Die Gefahr von Extremwetterereignissen steigt in allen Regionen Österreichs. Ein gemeinsames Konzept von Versicherungswirtschaft und Politik sei unumgänglich, betonten Experten bei einer Pressekonferenz auf Einladung des Versicherungsverbandes (VVO).
Redakteur/in: Andreas Richter - Veröffentlicht am 13.12.2018
„Extreme Wetterphänomene sind in Österreich keine vagen Zukunftsprognosen mehr, sondern Realität“, betonte VVO-Präsident Vorstandsvorsitzender KR Mag. Dr. Othmar Ederer. Die ersten Schäden gab es in diesem Jahr bereits im April durch Hagel und Überschwemmungen, gefolgt von schweren Unwettern im Oktober in Kärnten und Osttirol. Insgesamt erwarten die Versicherer 2018 Schäden aus Naturkatastrophen von 500 bis 600 Mio. Euro. Etwas mehr als die Hälfte davon dürfte versichert sein, wenngleich konkrete Zahlen noch nicht vorliegen.
2018 war eines der drei wärmsten Jahre der 252-jährigen Messgeschichte. „Von April bis in den Oktober hinein hatten wir fast durchwegs sommerliche Wetterlagen, das ist sehr ungewöhnlich“, führte Dr. Michael Staudinger, Direktor der Zentralanstalt für Meteorologie und Geodynamik, aus. Beachtlich sei vor allem die Kombination von langen trockenen Phasen und einigen extremen Regenfällen gewesen.

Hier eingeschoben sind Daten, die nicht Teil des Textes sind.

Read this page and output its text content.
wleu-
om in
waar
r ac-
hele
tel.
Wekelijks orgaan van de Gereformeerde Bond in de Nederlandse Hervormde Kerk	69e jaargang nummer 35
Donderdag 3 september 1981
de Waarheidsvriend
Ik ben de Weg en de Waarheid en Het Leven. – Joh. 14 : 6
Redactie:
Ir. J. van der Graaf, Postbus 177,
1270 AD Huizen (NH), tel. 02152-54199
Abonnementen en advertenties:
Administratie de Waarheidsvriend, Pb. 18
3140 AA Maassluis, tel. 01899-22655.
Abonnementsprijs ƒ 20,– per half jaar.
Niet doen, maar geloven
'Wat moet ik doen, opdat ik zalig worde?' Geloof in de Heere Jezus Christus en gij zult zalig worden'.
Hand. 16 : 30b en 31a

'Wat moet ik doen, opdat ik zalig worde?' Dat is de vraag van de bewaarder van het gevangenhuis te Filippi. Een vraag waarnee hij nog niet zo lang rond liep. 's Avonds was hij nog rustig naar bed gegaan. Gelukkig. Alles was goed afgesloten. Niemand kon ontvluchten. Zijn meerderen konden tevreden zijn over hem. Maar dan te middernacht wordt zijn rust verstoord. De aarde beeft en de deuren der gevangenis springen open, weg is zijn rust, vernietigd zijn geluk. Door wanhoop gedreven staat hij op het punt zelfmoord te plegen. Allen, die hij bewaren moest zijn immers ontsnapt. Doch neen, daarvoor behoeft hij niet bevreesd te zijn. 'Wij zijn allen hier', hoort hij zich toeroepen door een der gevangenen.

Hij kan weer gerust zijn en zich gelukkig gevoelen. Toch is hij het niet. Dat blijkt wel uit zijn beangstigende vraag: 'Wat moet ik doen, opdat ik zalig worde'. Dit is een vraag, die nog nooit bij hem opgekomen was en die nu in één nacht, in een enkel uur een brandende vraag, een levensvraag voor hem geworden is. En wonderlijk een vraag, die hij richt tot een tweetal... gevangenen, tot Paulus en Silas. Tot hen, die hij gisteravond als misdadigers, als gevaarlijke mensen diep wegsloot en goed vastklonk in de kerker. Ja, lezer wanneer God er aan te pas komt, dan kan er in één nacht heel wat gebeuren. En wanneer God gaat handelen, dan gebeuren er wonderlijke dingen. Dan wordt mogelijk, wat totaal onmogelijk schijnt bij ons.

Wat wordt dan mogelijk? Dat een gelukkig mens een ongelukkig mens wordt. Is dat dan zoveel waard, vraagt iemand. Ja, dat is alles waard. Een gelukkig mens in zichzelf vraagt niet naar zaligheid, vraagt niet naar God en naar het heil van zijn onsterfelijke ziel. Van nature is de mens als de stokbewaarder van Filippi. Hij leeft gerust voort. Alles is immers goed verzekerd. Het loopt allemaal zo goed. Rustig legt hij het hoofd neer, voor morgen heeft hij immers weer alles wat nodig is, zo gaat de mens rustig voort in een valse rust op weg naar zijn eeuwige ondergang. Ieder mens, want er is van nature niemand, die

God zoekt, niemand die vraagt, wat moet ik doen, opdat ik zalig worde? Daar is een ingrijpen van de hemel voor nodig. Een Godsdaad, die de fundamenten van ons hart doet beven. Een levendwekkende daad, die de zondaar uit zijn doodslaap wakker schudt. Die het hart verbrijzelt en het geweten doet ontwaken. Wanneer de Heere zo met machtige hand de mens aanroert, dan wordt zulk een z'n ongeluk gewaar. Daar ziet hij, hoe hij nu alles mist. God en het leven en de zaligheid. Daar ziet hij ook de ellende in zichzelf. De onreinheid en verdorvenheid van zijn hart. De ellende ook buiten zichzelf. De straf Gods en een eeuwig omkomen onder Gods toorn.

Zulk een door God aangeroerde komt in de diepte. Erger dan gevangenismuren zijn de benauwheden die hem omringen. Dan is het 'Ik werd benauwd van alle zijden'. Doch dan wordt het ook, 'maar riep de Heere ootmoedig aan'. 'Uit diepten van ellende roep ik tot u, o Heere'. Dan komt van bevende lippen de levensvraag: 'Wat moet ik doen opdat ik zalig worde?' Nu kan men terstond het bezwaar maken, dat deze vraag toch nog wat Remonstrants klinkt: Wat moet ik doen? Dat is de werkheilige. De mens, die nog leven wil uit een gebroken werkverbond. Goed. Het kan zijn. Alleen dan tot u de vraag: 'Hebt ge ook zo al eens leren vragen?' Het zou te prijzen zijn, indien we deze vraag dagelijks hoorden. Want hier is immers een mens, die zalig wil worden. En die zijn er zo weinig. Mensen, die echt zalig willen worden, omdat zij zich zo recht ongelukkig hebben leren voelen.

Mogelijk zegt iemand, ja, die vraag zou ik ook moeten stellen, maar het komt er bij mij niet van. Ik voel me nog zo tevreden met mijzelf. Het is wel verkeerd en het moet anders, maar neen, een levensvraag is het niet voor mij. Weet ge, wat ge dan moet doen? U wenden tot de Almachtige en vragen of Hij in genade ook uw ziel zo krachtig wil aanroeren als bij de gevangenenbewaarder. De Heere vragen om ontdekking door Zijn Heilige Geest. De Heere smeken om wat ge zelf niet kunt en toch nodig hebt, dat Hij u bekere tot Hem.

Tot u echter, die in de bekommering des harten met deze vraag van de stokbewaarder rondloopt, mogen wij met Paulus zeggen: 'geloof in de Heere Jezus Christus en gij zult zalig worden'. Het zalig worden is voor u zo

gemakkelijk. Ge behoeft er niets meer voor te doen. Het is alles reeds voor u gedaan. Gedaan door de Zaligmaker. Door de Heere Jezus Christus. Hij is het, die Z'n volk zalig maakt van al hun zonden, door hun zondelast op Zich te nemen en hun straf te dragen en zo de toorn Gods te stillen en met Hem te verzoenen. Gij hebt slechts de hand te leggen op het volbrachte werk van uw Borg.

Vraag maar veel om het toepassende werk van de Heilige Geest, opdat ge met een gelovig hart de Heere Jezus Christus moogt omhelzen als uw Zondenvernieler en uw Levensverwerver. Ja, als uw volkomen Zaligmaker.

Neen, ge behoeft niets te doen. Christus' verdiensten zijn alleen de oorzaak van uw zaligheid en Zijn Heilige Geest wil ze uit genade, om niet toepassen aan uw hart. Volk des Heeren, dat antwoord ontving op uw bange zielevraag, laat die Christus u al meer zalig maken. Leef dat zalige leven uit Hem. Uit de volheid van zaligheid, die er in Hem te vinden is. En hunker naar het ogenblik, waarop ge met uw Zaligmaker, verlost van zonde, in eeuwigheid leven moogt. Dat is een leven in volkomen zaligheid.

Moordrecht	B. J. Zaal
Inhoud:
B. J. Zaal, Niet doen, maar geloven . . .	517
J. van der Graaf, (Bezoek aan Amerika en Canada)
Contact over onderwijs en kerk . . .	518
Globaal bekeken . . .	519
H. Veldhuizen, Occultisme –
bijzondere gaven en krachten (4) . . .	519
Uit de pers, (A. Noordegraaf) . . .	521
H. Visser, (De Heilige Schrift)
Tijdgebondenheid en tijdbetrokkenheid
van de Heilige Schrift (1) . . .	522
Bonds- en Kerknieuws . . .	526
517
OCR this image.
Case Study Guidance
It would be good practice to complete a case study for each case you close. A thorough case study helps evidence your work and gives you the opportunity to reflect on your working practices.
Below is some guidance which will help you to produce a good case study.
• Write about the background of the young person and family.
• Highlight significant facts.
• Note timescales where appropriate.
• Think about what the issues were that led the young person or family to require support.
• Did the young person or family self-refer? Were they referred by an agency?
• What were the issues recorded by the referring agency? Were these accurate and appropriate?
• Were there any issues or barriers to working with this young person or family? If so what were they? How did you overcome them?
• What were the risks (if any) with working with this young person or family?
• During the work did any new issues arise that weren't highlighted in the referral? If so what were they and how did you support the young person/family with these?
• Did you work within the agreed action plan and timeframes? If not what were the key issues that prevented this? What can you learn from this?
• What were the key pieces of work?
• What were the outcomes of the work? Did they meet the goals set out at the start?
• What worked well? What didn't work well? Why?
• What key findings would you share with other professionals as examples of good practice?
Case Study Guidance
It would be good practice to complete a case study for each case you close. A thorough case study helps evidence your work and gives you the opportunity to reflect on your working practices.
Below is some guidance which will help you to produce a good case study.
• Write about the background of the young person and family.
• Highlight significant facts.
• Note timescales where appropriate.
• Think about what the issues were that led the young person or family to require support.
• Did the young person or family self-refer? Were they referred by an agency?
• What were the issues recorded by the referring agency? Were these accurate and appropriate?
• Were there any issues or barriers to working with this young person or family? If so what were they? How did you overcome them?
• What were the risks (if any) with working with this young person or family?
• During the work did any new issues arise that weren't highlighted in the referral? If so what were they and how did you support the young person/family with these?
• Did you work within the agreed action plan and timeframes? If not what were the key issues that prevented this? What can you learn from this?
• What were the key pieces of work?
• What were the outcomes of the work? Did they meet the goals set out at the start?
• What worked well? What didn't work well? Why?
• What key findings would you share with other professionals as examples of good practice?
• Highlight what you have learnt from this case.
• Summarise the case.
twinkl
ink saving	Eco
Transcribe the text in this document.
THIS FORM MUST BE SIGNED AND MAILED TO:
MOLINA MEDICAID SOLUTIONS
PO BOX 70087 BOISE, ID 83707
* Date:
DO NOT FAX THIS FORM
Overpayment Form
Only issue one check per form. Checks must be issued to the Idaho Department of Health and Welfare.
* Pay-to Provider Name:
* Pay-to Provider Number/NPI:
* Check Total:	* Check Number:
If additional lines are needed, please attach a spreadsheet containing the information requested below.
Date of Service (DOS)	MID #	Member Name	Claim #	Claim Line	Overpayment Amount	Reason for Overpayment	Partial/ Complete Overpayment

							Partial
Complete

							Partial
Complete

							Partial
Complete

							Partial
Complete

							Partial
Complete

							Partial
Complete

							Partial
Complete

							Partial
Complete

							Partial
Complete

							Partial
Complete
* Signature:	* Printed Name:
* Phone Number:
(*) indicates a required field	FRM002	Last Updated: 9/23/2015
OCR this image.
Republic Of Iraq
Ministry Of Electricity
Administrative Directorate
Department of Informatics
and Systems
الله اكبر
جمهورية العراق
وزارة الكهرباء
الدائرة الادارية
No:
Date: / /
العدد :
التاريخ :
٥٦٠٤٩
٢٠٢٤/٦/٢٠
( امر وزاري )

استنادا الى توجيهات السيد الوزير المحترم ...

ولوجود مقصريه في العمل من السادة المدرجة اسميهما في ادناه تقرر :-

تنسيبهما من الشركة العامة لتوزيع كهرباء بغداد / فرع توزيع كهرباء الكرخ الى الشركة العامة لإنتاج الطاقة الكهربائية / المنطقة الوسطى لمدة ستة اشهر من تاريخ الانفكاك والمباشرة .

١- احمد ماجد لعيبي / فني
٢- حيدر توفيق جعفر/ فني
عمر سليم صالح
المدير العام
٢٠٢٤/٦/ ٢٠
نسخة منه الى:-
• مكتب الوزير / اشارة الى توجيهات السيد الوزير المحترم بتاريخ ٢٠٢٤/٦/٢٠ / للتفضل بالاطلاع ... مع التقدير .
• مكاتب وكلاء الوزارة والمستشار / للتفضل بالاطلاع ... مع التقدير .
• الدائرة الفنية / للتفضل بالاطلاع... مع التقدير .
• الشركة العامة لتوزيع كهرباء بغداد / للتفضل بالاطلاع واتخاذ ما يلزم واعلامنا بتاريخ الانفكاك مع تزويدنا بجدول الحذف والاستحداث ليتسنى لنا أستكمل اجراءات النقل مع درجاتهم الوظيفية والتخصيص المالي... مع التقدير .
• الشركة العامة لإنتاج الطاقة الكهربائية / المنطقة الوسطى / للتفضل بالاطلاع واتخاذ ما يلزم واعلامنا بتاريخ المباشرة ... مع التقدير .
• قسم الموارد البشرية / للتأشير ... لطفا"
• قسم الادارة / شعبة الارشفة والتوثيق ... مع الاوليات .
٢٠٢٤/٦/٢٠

Gefahrenbewusstsein gestiegen, aber ausbaufähig
Das Gefahrenbewusstsein der Bevölkerung für Naturkatastrophen ist laut Umfragen des Kuratoriums für Verkehrssicherheit (KFV) in den letzten fünf Jahren tendenziell gestiegen. Unwetter, Hagel und Stürme sehen rund die Hälfte der Befragten als große Gefahr – 2013 war es erst jeder Vierte. Während sich durch Hochwasser 2013 mehr als die Hälfte gar nicht gefährdet sah, ist es 2018 nur noch ein Drittel. Dennoch sei das Risikobewusstsein für Extremwetterereignisse bei den Österreichern noch lange nicht so verankert wie andere Gefahrenbereiche, so KFV-Direktor Dr. Othmar Thann. So gelten etwa Schneelast-Ereignisse derzeit nur bei drei Prozent der befragten Österreicher als Gefahr.
„Bedarf dringend Kooperation zwischen öffentlicher Hand und Versicherungswirtschaft“
Österreich mangle es nach wie vor an einem effizienten System der Risikoabsicherung, kritisierte Dr. Franz Prettenthaler von Johanneum – Research – LIFE, Zentrum für Klima, Energie und Gesellschaft. Angesichts der Tatsache, dass Österreich EU-weit nach der Tschechischen Republik das größte Hochwasser-Risiko habe, liege hier ein hohes volkswirtschaftliches Risiko. „Rein privatwirtschaftlich ist das Thema für die Zukunft nicht zu lösen und der Katastrophenfonds leistet zu geringe Summen im Schadensfall.“ Es brauche eine „gesamtheitliche Lösung“ in Form einer flächendeckenden Versicherung. „Hier bedarf es dringend einer Kooperation zwischen öffentlicher Hand und Versicherungswirtschaft, um die steigenden Risiken in den Griff zu bekommen“, so Prettenthaler.
Dass es „nicht anders gehen wird“ als „gemeinschaftliche Lösungen mit der Politik zu finden“, gab auch Othmar Ederer zu bedenken. Nach dem Hochwasser 2002 habe man die entsprechenden Instrumente dafür geschaffen und gemeinsam mit den Ministerien Modelle erarbeitet. „Da liegt der Ball jetzt ganz klar bei der Politik, diese Entscheidung zu treffen, ein solches gemeinschaftliches System in Gang zu setzen.“
Digitale Risikolandkarte
Es sei „besonders wichtig“, die Bevölkerung „rechtzeitig und gut“ über die Risiken zu infomieren, so Sektionschef DI Günter Liebel vom Bundesministerium für Nachhaltigkeit und Tourismus. Mit der digitalen Risikolandkarte HORA kann jeder Einzelne die persönliche Gefahrensituation im Hinblick auf acht Naturgefahren ermittelt.